O Ministério Público Federal (MPF) e a Defensoria Pública do Amazonas (DPE-AM) deram prazo de 60 dias às secretarias de saúde do estado e do município de São Gabriel da Cachoeira para que ofereçam médicos da saúde da mulher, nas áreas de ginecologia e de obstetrícia.
De acordo com a recomendação do MPF e DPE-AM, os médicos especialistas devem atuar na rede de saúde do município, especialmente quanto aos serviços de atenção à gravidez de alto risco.
Nesse mesmo prazo – 60 dias – o secretário de saúde do estado do Amazonas deverá fazer a ampliação do contrato de fornecimento de médicos obstetras para o Hospital de Guarnição de São Gabriel da Cachoeira (HGU), em número adequado ao atendimento da demanda existente.
Tais recomendações foram feitas procuradora regional da República dos Direitos do Cidadão, Michele Diz Y Gil Corbi, pelas defensoras públicas, Caroline Pereira Souza e Isabela do Amaral Sales (polo Alto Rio Negro) e pela coordenadora do comitê multi-institucional de enfrentamento à violência obstétrica, Suelen Paes dos Santos Menta.
As procuradoras e defensoras públicas também recomendaram à Secretaria Municipal de Saúde de São Gabriel da Cachoeira que contrate profissionais de saúde para operar equipamentos de ultrassom e de mamografia que estão no HGU.

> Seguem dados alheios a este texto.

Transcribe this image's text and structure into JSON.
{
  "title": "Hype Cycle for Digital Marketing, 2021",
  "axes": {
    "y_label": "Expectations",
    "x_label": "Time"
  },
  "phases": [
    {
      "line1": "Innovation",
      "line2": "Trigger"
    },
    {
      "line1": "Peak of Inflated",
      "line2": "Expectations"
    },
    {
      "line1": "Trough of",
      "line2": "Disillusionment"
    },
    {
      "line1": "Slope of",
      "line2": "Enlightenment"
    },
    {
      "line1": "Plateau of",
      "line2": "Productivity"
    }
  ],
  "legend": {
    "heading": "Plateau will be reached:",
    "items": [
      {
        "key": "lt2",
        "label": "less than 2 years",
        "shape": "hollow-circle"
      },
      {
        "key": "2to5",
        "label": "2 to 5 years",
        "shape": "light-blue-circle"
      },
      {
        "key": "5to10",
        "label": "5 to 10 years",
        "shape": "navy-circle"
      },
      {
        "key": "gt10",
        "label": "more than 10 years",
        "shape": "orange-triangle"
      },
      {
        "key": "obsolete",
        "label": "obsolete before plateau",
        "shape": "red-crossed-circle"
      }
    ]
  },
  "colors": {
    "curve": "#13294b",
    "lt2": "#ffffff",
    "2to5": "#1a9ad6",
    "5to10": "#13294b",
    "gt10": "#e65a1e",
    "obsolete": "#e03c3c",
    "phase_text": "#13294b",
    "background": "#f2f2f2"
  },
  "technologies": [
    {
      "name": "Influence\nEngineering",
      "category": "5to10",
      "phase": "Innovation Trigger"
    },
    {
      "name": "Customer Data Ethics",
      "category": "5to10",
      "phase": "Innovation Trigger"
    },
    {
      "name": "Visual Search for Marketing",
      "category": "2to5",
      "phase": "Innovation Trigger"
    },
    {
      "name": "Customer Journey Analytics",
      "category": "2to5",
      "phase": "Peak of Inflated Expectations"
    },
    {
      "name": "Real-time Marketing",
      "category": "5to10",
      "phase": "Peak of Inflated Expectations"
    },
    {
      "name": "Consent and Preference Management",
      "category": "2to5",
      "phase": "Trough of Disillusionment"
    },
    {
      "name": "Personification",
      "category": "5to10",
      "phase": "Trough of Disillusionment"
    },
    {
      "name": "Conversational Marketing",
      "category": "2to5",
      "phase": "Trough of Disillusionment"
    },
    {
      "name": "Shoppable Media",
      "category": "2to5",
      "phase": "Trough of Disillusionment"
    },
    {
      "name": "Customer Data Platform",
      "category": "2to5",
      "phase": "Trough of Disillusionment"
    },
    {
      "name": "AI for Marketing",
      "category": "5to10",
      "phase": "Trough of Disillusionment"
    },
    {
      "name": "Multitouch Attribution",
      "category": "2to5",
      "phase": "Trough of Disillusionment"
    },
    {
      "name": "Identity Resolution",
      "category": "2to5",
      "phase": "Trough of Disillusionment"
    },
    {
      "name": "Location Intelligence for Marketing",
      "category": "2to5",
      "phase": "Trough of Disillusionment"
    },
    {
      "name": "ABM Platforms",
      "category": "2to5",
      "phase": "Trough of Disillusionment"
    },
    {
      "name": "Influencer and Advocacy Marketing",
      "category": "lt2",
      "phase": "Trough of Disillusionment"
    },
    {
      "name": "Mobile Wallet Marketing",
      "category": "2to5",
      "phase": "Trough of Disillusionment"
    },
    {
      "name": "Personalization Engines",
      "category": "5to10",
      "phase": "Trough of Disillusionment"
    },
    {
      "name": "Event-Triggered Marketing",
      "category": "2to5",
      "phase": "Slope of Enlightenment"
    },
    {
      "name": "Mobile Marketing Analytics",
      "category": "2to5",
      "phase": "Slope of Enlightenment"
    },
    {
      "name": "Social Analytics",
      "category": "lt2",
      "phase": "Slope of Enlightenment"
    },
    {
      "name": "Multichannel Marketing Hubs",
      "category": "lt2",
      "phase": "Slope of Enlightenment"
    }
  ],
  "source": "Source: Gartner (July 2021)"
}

Assim como ao diretor do Hospital de Guarnição para disponibilizar esses equipamentos para além do uso emergencial e urgência e que os exames sejam disponibilizados a toda a população de São Gabriel da Cachoeira.
Responsabilidade judicial
O MPF e DPE querem ainda o cumprimento da Lei da Acompanhante, a fim de que toda parturiente tenha direito a ter alguém consigo durante o pré-natal, o parto e o puerpério (pós-parto).
Outra recomendação, de acordo com a lei, prevê que a parturiente seja a única pessoa a decidir quem vai lhe acompanhar, independentemente de sexo, gênero, grau de parentesco ou outras circunstâncias do (a) acompanhante.
Caso as autoridades de saúde do estado e do município de São Gabriel da Cachoeira não atendam às providências no prazo estipulado, poderá haver responsabilização dos entes recomendados, sujeitando-o às consequentes medidas judiciais e extrajudiciais cabíveis.
Mortalidade materna
Todas as essas recomendações são por causa do alto índice de mortalidade materna no estado do Amazonas. Em 2021, as mortes totalizaram 113, sendo 70 deles na capital Manaus, conforme dados da Fundação de Vigilância Sanitária (FVS-NA).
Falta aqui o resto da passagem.